What the Left gets wrong about wealth



One way to sell a new tax is to do the hard work of proving that it’s a good idea. ‘There’s some problem that needs to be solved,’ ‘here is the solution’, sort of thing. Say, carbon emissions are bad, we should have a carbon tax. In the absence of any such evidence, it’s necessary to just shout that it’s fair. Which is what Gabriel Zucman is doing in his book ‘We Need To Tax Billionaires’. He’s not in fact giving us a reasoned argument at all. The book – well, it’s so short that it’s better described as a love letter to economic populism – is based upon no more than a cry of ‘not fair!’
And, you know, perhaps something so wildly contradicted by all the conventional forms of economics we have should need to meet a higher standard of proof than that?
For all my cynicism, that is really what is being done here. There is always a trade off between efficiency – how well the tax will achieve what we desire to be achieved – and equity – what the populist will demand as fair. If you cannot back up a tax proposal with one argument then use the other. The argument against taxing capital gains at the same rate as income is that, for all its seeming fairness, it’s inefficient. And so on – when you run out of one argument then lean heavily into the other.
The analysis done by Zucman contains nothing at all about efficiency. On the very useful grounds, for his argument, that there are no efficiency arguments in favour of a 2% wealth tax upon billionaires. We’ve gone through all of this, over the decades, including in the Nobel winning work on optimal taxation by Sir James Mirrlees. Despite those equity arguments, no, we should not tax stocks of wealth, we should not tax capital the same as income. The background to that efficiency argument being that we actually like capital. When it’s wisely invested it is the very thing that makes our own future richer. This is a good idea.
This is the standard analysis that Zucman needs to refute. Which he does by wholly ignoring it and instead turning to that perpetual teenage whine of ‘no fair’. As if we should build our economic system on the sayings of the Teenage Kevin.
In detail, Zucman notes that a detail of the French tax system allows those who use holding companies to accumulate dividends without paying tax upon them. If true, this might be a reason to resolve French tax law upon dividends and holding companies. But the assumed injustice – and it is, pretty much, the only one used – is then used to support that 2% wealth tax upon the holdings of billionaires.
At which point I interject a supposition, which is that once the principle of a wealth tax has been sold, then it will apply lower and lower down the income scale at ever higher rates. But perhaps that’s just me – despite the evidence of income and social security taxes over the past couple of centuries.
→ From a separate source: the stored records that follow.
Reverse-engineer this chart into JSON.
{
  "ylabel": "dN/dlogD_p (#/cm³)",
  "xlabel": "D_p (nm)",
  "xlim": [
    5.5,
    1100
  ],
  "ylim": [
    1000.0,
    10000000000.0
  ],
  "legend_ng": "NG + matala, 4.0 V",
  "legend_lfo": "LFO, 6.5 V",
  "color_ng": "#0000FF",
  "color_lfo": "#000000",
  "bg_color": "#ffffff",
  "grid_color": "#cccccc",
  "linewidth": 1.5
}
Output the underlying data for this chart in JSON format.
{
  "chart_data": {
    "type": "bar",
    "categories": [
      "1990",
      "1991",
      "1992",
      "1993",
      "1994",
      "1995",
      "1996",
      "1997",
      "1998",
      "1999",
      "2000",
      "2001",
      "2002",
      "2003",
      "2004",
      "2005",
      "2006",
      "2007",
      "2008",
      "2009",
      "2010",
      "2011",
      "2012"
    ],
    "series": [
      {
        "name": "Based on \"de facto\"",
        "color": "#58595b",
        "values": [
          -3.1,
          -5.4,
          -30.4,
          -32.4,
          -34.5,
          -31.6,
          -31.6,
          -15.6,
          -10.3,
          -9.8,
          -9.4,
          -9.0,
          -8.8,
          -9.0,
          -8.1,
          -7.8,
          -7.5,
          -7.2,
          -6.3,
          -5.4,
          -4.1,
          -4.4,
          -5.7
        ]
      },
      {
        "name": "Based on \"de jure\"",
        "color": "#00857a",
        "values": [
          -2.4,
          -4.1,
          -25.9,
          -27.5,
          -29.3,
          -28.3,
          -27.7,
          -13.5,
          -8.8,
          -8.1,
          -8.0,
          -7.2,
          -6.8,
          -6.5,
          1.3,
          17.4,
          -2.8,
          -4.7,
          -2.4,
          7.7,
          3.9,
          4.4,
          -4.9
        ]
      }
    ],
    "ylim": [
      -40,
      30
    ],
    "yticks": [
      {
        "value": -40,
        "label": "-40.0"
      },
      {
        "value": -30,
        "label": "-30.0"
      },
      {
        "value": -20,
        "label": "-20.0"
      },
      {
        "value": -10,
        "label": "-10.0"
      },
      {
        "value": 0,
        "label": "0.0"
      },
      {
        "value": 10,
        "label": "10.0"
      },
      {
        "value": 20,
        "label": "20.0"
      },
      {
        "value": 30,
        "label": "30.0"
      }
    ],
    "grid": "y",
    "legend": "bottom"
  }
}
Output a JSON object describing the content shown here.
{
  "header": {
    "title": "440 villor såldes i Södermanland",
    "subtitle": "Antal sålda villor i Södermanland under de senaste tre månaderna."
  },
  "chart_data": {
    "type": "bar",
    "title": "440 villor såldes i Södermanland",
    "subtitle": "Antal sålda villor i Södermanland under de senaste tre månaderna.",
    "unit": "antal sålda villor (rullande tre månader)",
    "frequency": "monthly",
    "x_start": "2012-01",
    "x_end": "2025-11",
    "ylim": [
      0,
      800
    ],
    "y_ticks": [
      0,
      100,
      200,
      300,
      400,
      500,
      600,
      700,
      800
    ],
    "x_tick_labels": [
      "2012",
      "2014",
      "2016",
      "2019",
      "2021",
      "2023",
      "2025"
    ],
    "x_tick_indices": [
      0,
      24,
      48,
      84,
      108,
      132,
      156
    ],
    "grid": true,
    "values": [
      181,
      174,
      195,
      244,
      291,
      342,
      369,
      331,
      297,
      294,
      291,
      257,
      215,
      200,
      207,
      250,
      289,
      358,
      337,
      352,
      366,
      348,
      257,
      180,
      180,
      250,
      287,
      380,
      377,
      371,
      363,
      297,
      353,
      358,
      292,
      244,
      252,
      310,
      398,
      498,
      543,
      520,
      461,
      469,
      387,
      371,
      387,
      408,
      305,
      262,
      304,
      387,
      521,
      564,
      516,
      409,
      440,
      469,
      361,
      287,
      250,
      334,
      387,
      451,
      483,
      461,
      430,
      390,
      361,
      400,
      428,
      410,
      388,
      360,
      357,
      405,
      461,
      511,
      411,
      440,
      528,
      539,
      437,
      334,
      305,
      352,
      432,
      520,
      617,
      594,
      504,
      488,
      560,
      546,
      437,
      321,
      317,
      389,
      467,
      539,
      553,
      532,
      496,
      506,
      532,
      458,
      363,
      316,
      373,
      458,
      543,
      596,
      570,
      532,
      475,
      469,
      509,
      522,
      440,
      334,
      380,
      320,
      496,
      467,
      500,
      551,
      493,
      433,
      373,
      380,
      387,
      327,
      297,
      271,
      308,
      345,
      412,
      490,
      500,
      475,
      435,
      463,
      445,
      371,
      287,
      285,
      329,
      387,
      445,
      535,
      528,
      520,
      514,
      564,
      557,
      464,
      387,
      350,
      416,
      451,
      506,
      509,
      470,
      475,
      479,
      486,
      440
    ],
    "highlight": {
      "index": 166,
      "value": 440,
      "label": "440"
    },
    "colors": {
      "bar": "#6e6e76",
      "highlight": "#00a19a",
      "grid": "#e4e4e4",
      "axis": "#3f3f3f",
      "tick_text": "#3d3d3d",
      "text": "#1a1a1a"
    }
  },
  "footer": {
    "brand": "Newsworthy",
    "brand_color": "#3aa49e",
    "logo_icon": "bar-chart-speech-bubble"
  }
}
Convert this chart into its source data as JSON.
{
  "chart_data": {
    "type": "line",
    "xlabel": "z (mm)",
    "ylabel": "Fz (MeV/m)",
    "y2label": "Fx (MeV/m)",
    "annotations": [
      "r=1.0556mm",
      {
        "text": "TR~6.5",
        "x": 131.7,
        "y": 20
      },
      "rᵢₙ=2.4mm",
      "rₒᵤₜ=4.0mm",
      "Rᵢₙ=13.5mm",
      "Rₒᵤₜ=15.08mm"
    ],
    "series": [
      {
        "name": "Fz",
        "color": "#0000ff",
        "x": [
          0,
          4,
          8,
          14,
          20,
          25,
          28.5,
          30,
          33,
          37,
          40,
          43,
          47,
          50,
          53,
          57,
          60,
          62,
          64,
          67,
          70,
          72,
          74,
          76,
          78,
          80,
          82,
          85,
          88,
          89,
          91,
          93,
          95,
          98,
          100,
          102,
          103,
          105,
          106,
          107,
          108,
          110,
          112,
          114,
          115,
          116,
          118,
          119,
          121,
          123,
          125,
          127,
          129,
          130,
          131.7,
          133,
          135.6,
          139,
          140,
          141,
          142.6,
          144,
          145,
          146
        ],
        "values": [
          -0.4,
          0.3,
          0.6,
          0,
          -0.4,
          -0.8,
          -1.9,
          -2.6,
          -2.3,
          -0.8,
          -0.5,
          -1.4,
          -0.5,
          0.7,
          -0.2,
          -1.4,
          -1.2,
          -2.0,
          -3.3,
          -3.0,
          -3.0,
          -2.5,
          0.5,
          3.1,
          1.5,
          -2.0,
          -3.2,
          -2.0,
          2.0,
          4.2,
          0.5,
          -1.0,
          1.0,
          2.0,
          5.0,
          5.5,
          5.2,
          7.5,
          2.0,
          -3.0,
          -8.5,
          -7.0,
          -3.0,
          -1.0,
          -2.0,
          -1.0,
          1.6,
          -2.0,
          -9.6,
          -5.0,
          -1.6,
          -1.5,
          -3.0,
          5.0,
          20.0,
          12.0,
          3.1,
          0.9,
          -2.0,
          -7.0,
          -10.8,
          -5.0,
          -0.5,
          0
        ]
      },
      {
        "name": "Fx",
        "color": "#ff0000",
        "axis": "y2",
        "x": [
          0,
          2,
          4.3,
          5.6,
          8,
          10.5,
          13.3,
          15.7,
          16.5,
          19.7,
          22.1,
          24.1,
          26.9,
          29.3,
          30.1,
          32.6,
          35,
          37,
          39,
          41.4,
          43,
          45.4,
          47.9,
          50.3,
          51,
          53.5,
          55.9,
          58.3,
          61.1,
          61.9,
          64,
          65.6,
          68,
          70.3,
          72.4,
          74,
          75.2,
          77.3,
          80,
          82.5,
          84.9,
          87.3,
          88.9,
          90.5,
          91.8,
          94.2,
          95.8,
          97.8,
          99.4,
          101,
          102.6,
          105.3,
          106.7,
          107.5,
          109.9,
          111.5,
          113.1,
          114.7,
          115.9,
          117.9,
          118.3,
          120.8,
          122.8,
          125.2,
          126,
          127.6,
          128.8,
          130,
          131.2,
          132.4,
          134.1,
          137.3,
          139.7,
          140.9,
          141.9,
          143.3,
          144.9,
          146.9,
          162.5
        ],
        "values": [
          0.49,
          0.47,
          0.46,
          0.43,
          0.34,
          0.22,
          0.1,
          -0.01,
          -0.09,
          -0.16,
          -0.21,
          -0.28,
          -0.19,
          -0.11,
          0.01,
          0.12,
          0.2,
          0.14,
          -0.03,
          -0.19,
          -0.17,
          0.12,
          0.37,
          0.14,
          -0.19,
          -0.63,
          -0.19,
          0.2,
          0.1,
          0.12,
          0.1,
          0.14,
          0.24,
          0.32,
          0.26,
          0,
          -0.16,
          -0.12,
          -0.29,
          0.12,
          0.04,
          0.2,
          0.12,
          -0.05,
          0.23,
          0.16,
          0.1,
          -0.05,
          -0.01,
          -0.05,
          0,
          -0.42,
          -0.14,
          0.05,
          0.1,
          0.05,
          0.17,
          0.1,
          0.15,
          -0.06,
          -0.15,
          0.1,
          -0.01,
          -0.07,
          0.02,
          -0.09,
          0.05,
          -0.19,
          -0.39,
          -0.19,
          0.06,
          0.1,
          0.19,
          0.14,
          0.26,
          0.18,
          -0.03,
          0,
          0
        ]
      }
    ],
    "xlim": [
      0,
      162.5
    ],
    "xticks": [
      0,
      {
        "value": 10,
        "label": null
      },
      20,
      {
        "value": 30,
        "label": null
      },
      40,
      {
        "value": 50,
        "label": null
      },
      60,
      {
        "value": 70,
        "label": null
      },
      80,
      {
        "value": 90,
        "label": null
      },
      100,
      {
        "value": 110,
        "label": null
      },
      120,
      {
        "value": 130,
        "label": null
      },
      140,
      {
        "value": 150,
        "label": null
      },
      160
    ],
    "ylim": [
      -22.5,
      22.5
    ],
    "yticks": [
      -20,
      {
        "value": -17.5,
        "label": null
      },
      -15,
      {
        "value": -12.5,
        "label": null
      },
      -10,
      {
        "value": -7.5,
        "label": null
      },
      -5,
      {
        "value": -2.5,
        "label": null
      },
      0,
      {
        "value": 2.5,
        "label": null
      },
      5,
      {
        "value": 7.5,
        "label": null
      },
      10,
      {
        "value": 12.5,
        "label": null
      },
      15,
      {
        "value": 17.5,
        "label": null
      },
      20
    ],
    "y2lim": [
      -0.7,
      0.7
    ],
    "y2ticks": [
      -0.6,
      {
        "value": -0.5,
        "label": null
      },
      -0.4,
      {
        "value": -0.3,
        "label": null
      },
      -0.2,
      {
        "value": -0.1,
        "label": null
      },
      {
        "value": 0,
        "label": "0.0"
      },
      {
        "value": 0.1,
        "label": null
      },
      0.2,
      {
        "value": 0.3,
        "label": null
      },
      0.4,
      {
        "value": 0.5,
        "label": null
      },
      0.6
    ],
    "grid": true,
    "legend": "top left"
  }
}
As the work of Mirrlees shows, a wealth tax is definitively rejected upon efficiency grounds. We like investment, thus taxing either the amount invested, or even the returns to investment is contraindicated. Money taken out to then consume becomes consumption or, to give it the other name, income, and that could be taxed as with all other incomes. This is how a general economic opinion has settled upon the progressive consumption tax as the best blend of that efficiency and equity we can achieve. All amounts invested, all made from having invested, is tax free, all used as income to be consumed is taxed at full whack – to give a pencil sketch of the idea. Another way to describe this would be that all investing is done in some giant self-invested personal pension, or 401(k) and only extractions from that are taxed as income at the usual progressive rates.
Zucman is clearly aware of this because his actual complaint becomes that the rich don’t consume all their earnings. True. So, they earn from their investments and – well, because they don’t consume it, therefore don’t pay income tax taking it out of their companies and so on then and therefore they reinvest that money. Which is horrible, they just invest without having paid income tax! The complaint is that very purpose, at least that getting close to the ideal system, whereby investment isn’t taxed and consumption is at progressive rates. Because we like people investing, it makes that future richer and so on.
Which is why the entire argument is posed as a fairness one. The billionaires get to reinvest what they don’t consume without paying consumption taxation – how unfair that is. Thus we must impose that worst of capital taxes, a wealth tax. That is, I’m sorry to have to say, really the nub of his argument. There is nothing here any more sophisticated than that.
To cast his argument in terms of economic efficiency it is that we should stop those provably good at investing – a useful definition of people making good investment returns – from reinvesting the returns to past investments and instead hand the money to politicians to urinate up the wall. No wonder he doesn’t even try an economic efficiency argument and only presents one from adolescent intimations of fairness.
I must admit to having been most amused by two comments he does make. Sadly, I don’t think he gets the joke here. In France ‘a ratio of tax to national income of 51%’ and ‘The government doesn’t burn its tax revenue’. I’m really truly uncertain that we should be taking tax advice from a man who thinks the first point doesn’t prove the second.